Our bodies obtain vitamin D through UVB (ultraviolet B) light exposure to our skin and orally through our diet. Vitamin D is then converted to an active form by the liver, kidney and our immune cells. Recommended daily exposure to UVB light varies by skin colour and geographic location. White skin types are recommended to have about 10 minutes of exposure to the sun midday, while darker skin types should increase exposure to about 30 minutes. There are no age parameters attached to these UVB recommendations. As we age, our skin has a decreased ability to manufacture vitamin D. Seniors are, therefore, more likely to require oral supplementation.
Recommendations for oral supplementation vary as well. Some health authorities recommend people at risk of influenza and/or COVID-19 take 10,000 IU per day for a few weeks, followed by 5,000 IU per day. Other health authorities recommend regular supplementation of 800 IU per day with a limit of 4000 IU per day. There are no clear, specific guidelines and the varying recommendations will also depend on your underlying vitamin D levels. Short-term (a few weeks), high-level vitamin D supplementation is not toxic to most individuals.
Remember that it is possible to get too much of a good thing. It is not necessary to get a sunburn to obtain your recommended dose of vitamin D from the sun, and long-term, high-dose oral supplements can cause problems.
Vitamin D, via its active metabolites, influences more than 200 genes. Receptors for vitamin D are extensively distributed throughout the cells lining the respiratory tract and in immune cells. Cells in both the upper and lower airways secrete antimicrobial peptides that also inhibit viruses from entering the body. Vitamin D can increase the production of these peptides. Vitamin D also regulates the expression of ACE 2 in lung tissue.
Vitamin D doesn’t just appear to play a role in the infective stage of COVID-19. It also influences the subsequent inflammatory stage, which is responsible for disease severity. Vitamin D inhibits inflammatory molecules and is believed to be involved in balancing the immune system.

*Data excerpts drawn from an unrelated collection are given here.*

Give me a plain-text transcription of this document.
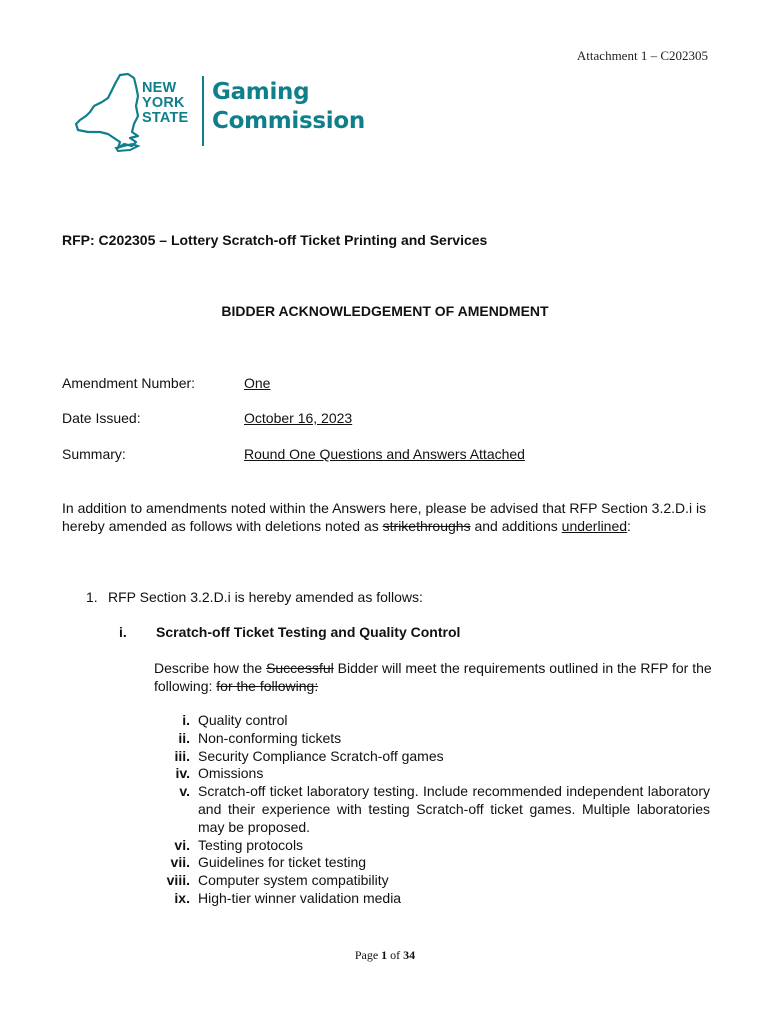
Attachment 1 – C202305
NEW
YORK
STATE
Gaming
Commission
RFP: C202305 – Lottery Scratch-off Ticket Printing and Services
BIDDER ACKNOWLEDGEMENT OF AMENDMENT
Amendment Number:	One
Date Issued:	October 16, 2023
Summary:	Round One Questions and Answers Attached
In addition to amendments noted within the Answers here, please be advised that RFP Section 3.2.D.i is hereby amended as follows with deletions noted as strikethroughs and additions underlined:
1. RFP Section 3.2.D.i is hereby amended as follows:
i. Scratch-off Ticket Testing and Quality Control
Describe how the Successful Bidder will meet the requirements outlined in the RFP for the following: for the following:
i. Quality control
ii. Non-conforming tickets
iii. Security Compliance Scratch-off games
iv. Omissions
v. Scratch-off ticket laboratory testing. Include recommended independent laboratory and their experience with testing Scratch-off ticket games. Multiple laboratories may be proposed.
vi. Testing protocols
vii. Guidelines for ticket testing
viii. Computer system compatibility
ix. High-tier winner validation media
Page 1 of 34
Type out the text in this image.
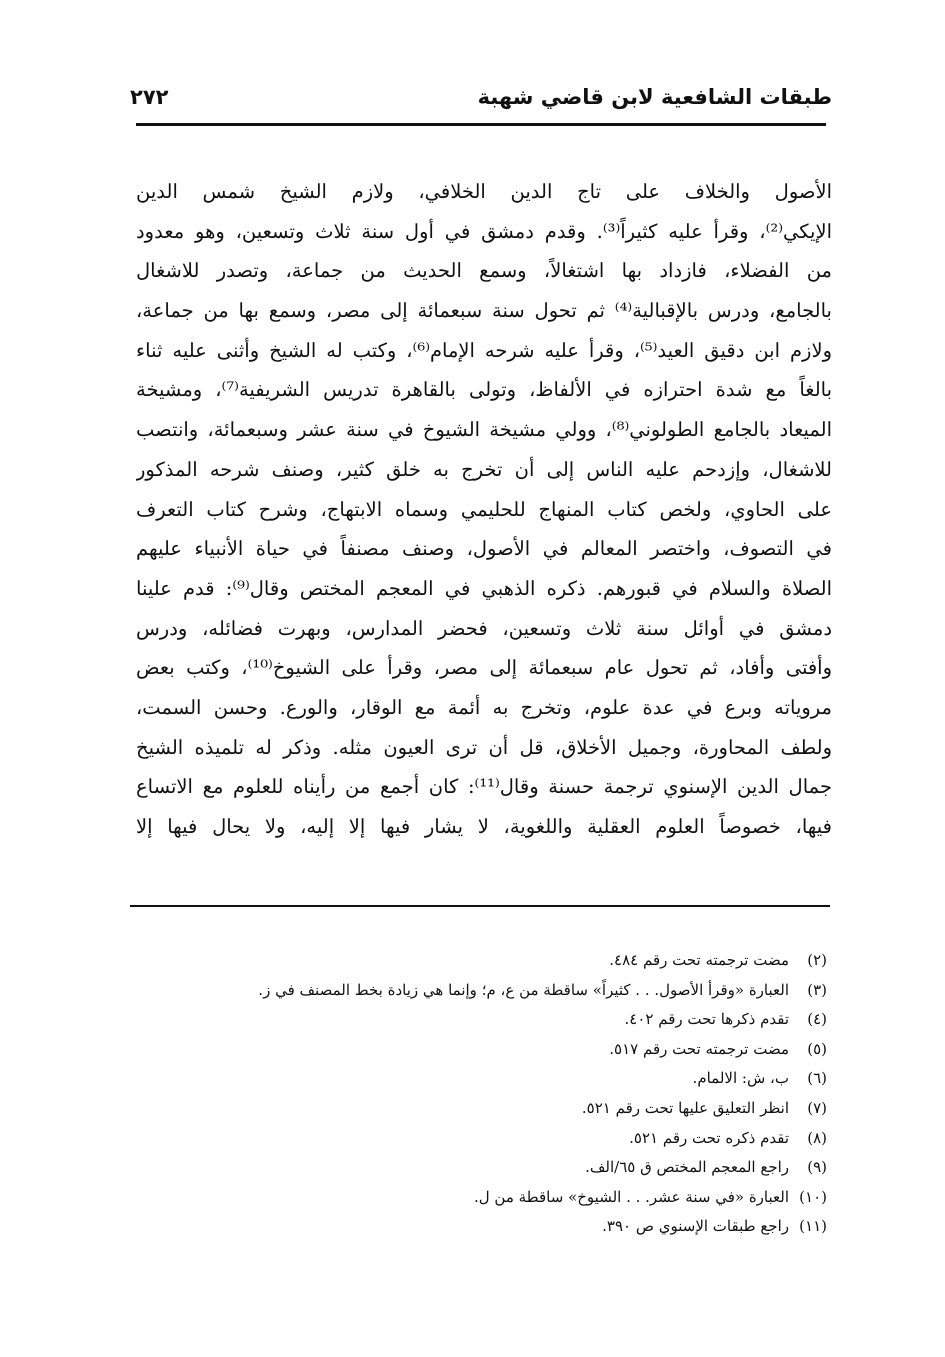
طبقات الشافعية لابن قاضي شهبة
٢٧٢
الأصول والخلاف على تاج الدين الخلافي، ولازم الشيخ شمس الدين
الإيكي⁽²⁾، وقرأ عليه كثيراً⁽³⁾. وقدم دمشق في أول سنة ثلاث وتسعين، وهو معدود
من الفضلاء، فازداد بها اشتغالاً، وسمع الحديث من جماعة، وتصدر للاشغال
بالجامع، ودرس بالإقبالية⁽⁴⁾ ثم تحول سنة سبعمائة إلى مصر، وسمع بها من جماعة،
ولازم ابن دقيق العيد⁽⁵⁾، وقرأ عليه شرحه الإمام⁽⁶⁾، وكتب له الشيخ وأثنى عليه ثناء
بالغاً مع شدة احترازه في الألفاظ، وتولى بالقاهرة تدريس الشريفية⁽⁷⁾، ومشيخة
الميعاد بالجامع الطولوني⁽⁸⁾، وولي مشيخة الشيوخ في سنة عشر وسبعمائة، وانتصب
للاشغال، وإزدحم عليه الناس إلى أن تخرج به خلق كثير، وصنف شرحه المذكور
على الحاوي، ولخص كتاب المنهاج للحليمي وسماه الابتهاج، وشرح كتاب التعرف
في التصوف، واختصر المعالم في الأصول، وصنف مصنفاً في حياة الأنبياء عليهم
الصلاة والسلام في قبورهم. ذكره الذهبي في المعجم المختص وقال⁽⁹⁾: قدم علينا
دمشق في أوائل سنة ثلاث وتسعين، فحضر المدارس، وبهرت فضائله، ودرس
وأفتى وأفاد، ثم تحول عام سبعمائة إلى مصر، وقرأ على الشيوخ⁽¹⁰⁾، وكتب بعض
مروياته وبرع في عدة علوم، وتخرج به أئمة مع الوقار، والورع. وحسن السمت،
ولطف المحاورة، وجميل الأخلاق، قل أن ترى العيون مثله. وذكر له تلميذه الشيخ
جمال الدين الإسنوي ترجمة حسنة وقال⁽¹¹⁾: كان أجمع من رأيناه للعلوم مع الاتساع
فيها، خصوصاً العلوم العقلية واللغوية، لا يشار فيها إلا إليه، ولا يحال فيها إلا
(٢)مضت ترجمته تحت رقم ٤٨٤.
(٣)العبارة «وقرأ الأصول. . . كثيراً» ساقطة من ع، م؛ وإنما هي زيادة بخط المصنف في ز.
(٤)تقدم ذكرها تحت رقم ٤٠٢.
(٥)مضت ترجمته تحت رقم ٥١٧.
(٦)ب، ش: الالمام.
(٧)انظر التعليق عليها تحت رقم ٥٢١.
(٨)تقدم ذكره تحت رقم ٥٢١.
(٩)راجع المعجم المختص ق ٦٥/الف.
(١٠)العبارة «في سنة عشر. . . الشيوخ» ساقطة من ل.
(١١)راجع طبقات الإسنوي ص ٣٩٠.
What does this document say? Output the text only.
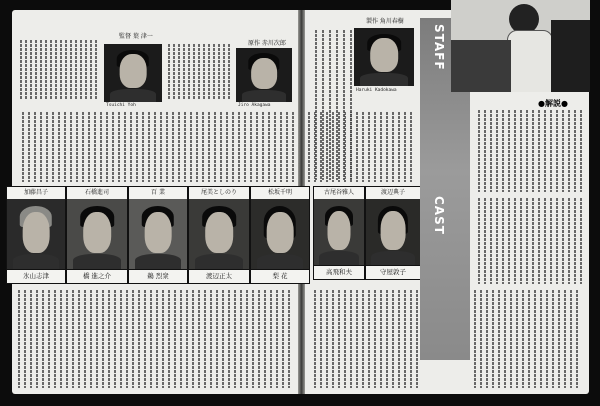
監督 葉 津一
Tsuichi Yoh
原作 赤川次郎
Jiro Akagawa
製作 角川春樹
Haruki Kadokawa
加藤昌子
氷山志津
石橋進司
橋 進之介
百 業
鵜 烈衆
尾美としのり
渡辺正太
松坂千明
梨 花
古尾谷雅人
高飛和夫
渡辺典子
守屋敦子
STAFF
CAST
●解説●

Other dietary components which have been studied in influenza and other human coronaviruses are plant-based polyphenols and flavonoids found in a wide variety of foods. Edible plants with high polyphenol levels include berries, plums, cherries and apples. Black beans and white beans also have high levels of polyphenols, as do such nuts as hazelnuts and pecans. Foods high in flavonoids include citrus fruit, blueberries, spinach, dark chocolate and nuts, to name but a few. This list of beneficial foods is not exhaustive and you can check the polyphenol content of your favourite fruits, vegetables, nuts and legumes online to ensure that your diet is rich in these important substances.
Extracts from a species of elderberry have been shown to have anti-viral properties against a different type of coronavirus by blocking attachment of the virus and inhibiting replication. A pomegranate polyphenol extract was found to have other beneficial effects against the influenza virus. Although plant extracts have been shown to be beneficial in the study of viruses other than COVID-19, the best way to obtain the benefits of polyphenols and flavonoids is to maintain a diet rich in plant-based food.
This is not our first pandemic, nor is it going to be our last. We know that the interaction of COVID-19 with our immune system is complex and can involve immune suppression as well as hyper-activation. With no effective, universal treatment for COVID-19 and no current vaccine, the best defence against this disease is minimizing your risk of exposure and maintaining a balanced, healthy immune system.